Anyone see the Wolf of Wall Street? Anyone ever been to a party like that? They obviously didn’t invite the lawyers. There are always remaining risks of excessive exuberance and the disregard for risk which were part of the late, end of cycle bacchanal. There remain risks in the US political system where the current level of stalemate with a tiny soupcon of cooperation, could still break down prior to the 2014 elections and it is a bad thing to underestimate the damage that both an activist or a completely dysfunctional government can do to markets when it sets its mind (mind?) to it.
Europe is still a mess and for all the talk about the crisis having passed, it hasn’t. Interbank lending is at an all time low, banks are continuing to trade real loans on their balance sheet for sovereign debt, deals are done solely to obtain liquidity from the ECB and fundamental economic and fiscal reform that everyone seems to think is necessary is nowhere in sight. The efforts to create a fed-like banking union have clearly collapsed, even if initiatives have been announced with very positive sounding names (a homage to “1984”), nothing has really happened and banks are left to their sovereign devices. So Europe could turn materially south on us in the course of the year as opposed to the whopping seven tenths of a percent GDP growth now anticipated, and that would be a problem.

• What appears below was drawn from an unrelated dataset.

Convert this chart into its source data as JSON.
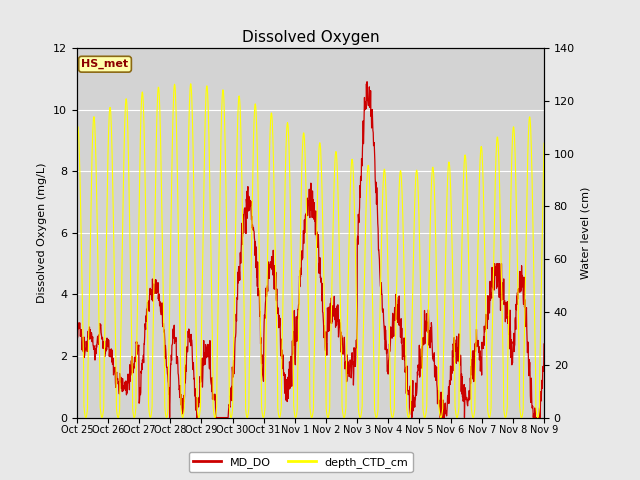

And then, of course, there is geopolitical risk. Has anyone looked at the news lately? Happy thoughts and positive thinking start to fray when one lifts his or her eyes over the horizon to what’s happening around the globe. The Mideast remains a mess. Just because it’s been a mess for years, without any material adverse consequence from the U.S. domestic market doesn’t mean that it will stay that way; China and Japan are playing a dangerous game made all the more frightening given all our treaty obligations to Japan (think 1914 if you are of a depressive cast). Africa takes a step forward and then a step and a half back; and as recently reported in the FT, international capital movements have slowed to levels not seen in many, many years. 500 year floods now happen every seven years; tails are fat, unknowns are unknown and no one would or should forget it (again). But chill out, you gotta take a view, you’ve got to run a business and the evidence closest to home is that 2014 will be a pretty good year. That’s my story and for the moment I’m sticking with it.